Should You Let Residents Know About Your Building's Capital Plan?

New York City, Lincoln Towers, 250 Cabrini Boulevard

Oct. 17, 2013 — A five-year capital plan is an important tool co-op boards and condominium associations need in order to move their building forward in a cohesive, strategic way that optimizes the resources at hand. Trouble is, once you put something in writing, your shareholders and unit-owners don't always understand that real life sometimes gets in the way: The economy plunges, and banks won't give you the loan you need; you want to install a gym, but heavy snow and unseen longtime damage makes your garage roof cave in. You know how it goes. So with residents ready to pounce, should you share the plan with the shareholders/unit-owners?

"[You] wouldn't necessarily circulate any kind of formal plan unless you're absolutely bound by the timing of it and the prices because you will have backlash from people if you decide not to proceed on something, or if prices change, or the scope of the work changes," says Theresa Racht, a partner in the law firm of Racht & Taffae. "That doesn't mean you don't let shareholders know in very general terms that you have your eye on certain projects and ways to finance them and what the overall cost would be."

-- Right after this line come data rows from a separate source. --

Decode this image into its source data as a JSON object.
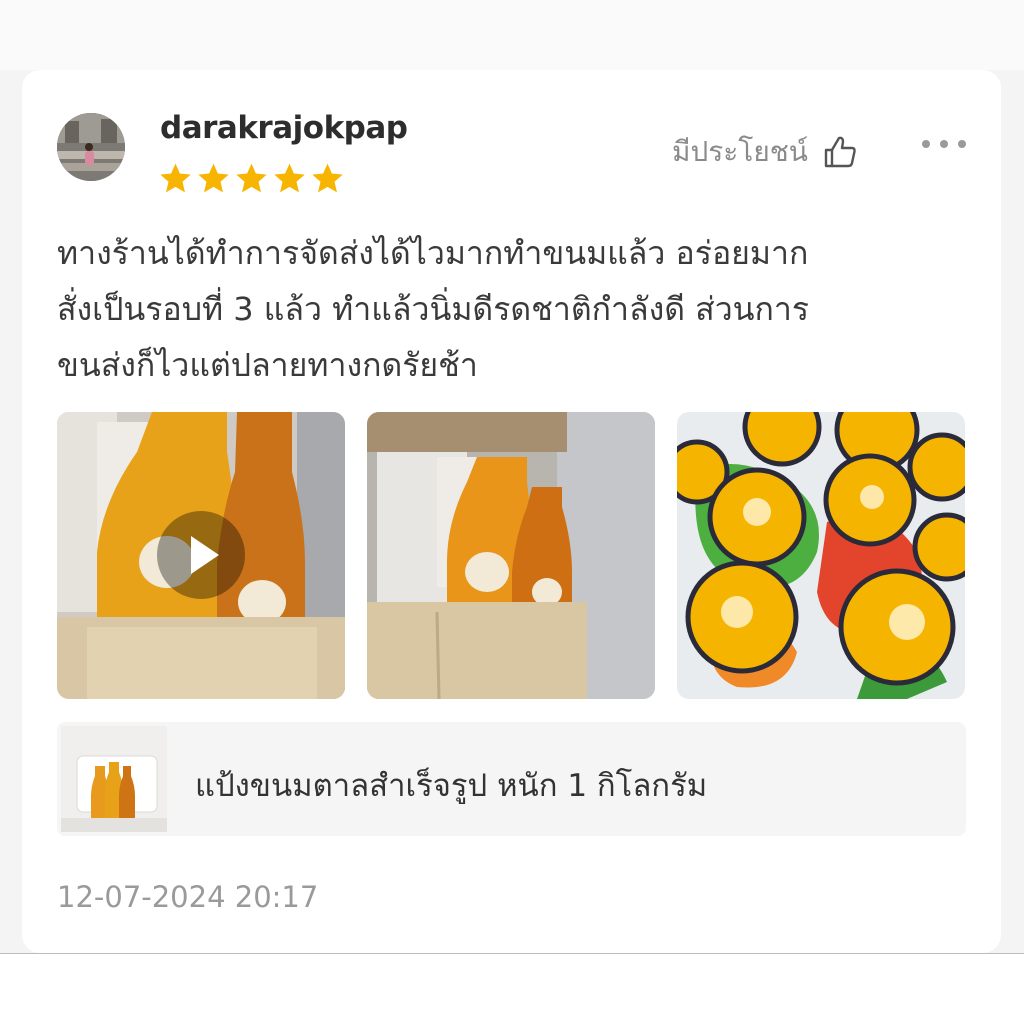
{
  "review": {
    "username": "darakrajokpap",
    "rating": 5,
    "rating_max": 5,
    "helpful_label": "มีประโยชน์",
    "text_lines": [
      "ทางร้านได้ทำการจัดส่งได้ไวมากทำขนมแล้ว อร่อยมาก",
      "สั่งเป็นรอบที่ 3 แล้ว ทำแล้วนิ่มดีรดชาติกำลังดี ส่วนการ",
      "ขนส่งก็ไวแต่ปลายทางกดรัยช้า"
    ],
    "media": [
      {
        "type": "video",
        "name": "video-thumbnail-bottles"
      },
      {
        "type": "photo",
        "name": "photo-box-bottles"
      },
      {
        "type": "photo",
        "name": "photo-coconut-cakes"
      }
    ],
    "timestamp": "12-07-2024 20:17"
  },
  "product": {
    "name": "แป้งขนมตาลสำเร็จรูป หนัก 1 กิโลกรัม"
  },
  "icons": {
    "star": "star-icon",
    "helpful": "thumbs-up-icon",
    "more": "more-icon",
    "play": "play-icon"
  },
  "colors": {
    "star": "#f7b400",
    "text": "#3a3a3a",
    "muted": "#8a8a8a"
  }
}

She recommends being open with residents but not necessarily distributing documents. "If you're getting an engineering report, people need to know you have it. But you have no obligation to distribute it to shareholders. If your shareholders ask if you've done evaluations and have an engineering report, however, you need to tell them whether you have or not. If they ask to see it, you have to make a decision if you want to let them or not."

Don't Fan Residents' Suspicions

Racht warns boards should understand the repercussions. "If you say, ‘We're not going to tell you,' the immediate reaction is, ‘You're hiding something.'"

So what should you tell them? Notes Racht: "You can say, ‘Yes the board is working with the engineer and the managing agent, and we have a list of items that need to be addressed in the near future and in the distant future, but we have not done a rigid schedule of certain projects at certain times."

"I have [board-member] friends in buildings who say, ‘We don't want to tell the residents anything,'" says Gary Mindlin, co-op board president of the roughly 450-unit 150 West End Avenue, in the Lincoln Towers complex on Manhattan's Upper West Side, who takes the approach that if you educate your shareholders or unit-owners, you can stave off suspicions and problems. "At our meetings, we give a lot of information. You want to deliver it so that people are educated but not scared. The more you communicate, the better off you are — I really believe that."

Manage Expectations

Deran Cadotte, a former board president who has worked on capital plans at the 76-unit co-op at 250 Cabrini Boulevard in Manhattan's Hudson Heights, cautions that you have to "market" information to manage residents' expectations.

"When you reveal things at a shareholders' meeting, you are exposing the board's take on the priorities of future projects," he says. "Shareholders may have different opinions on those priorities once you open that door. I would recommend really cogent communication."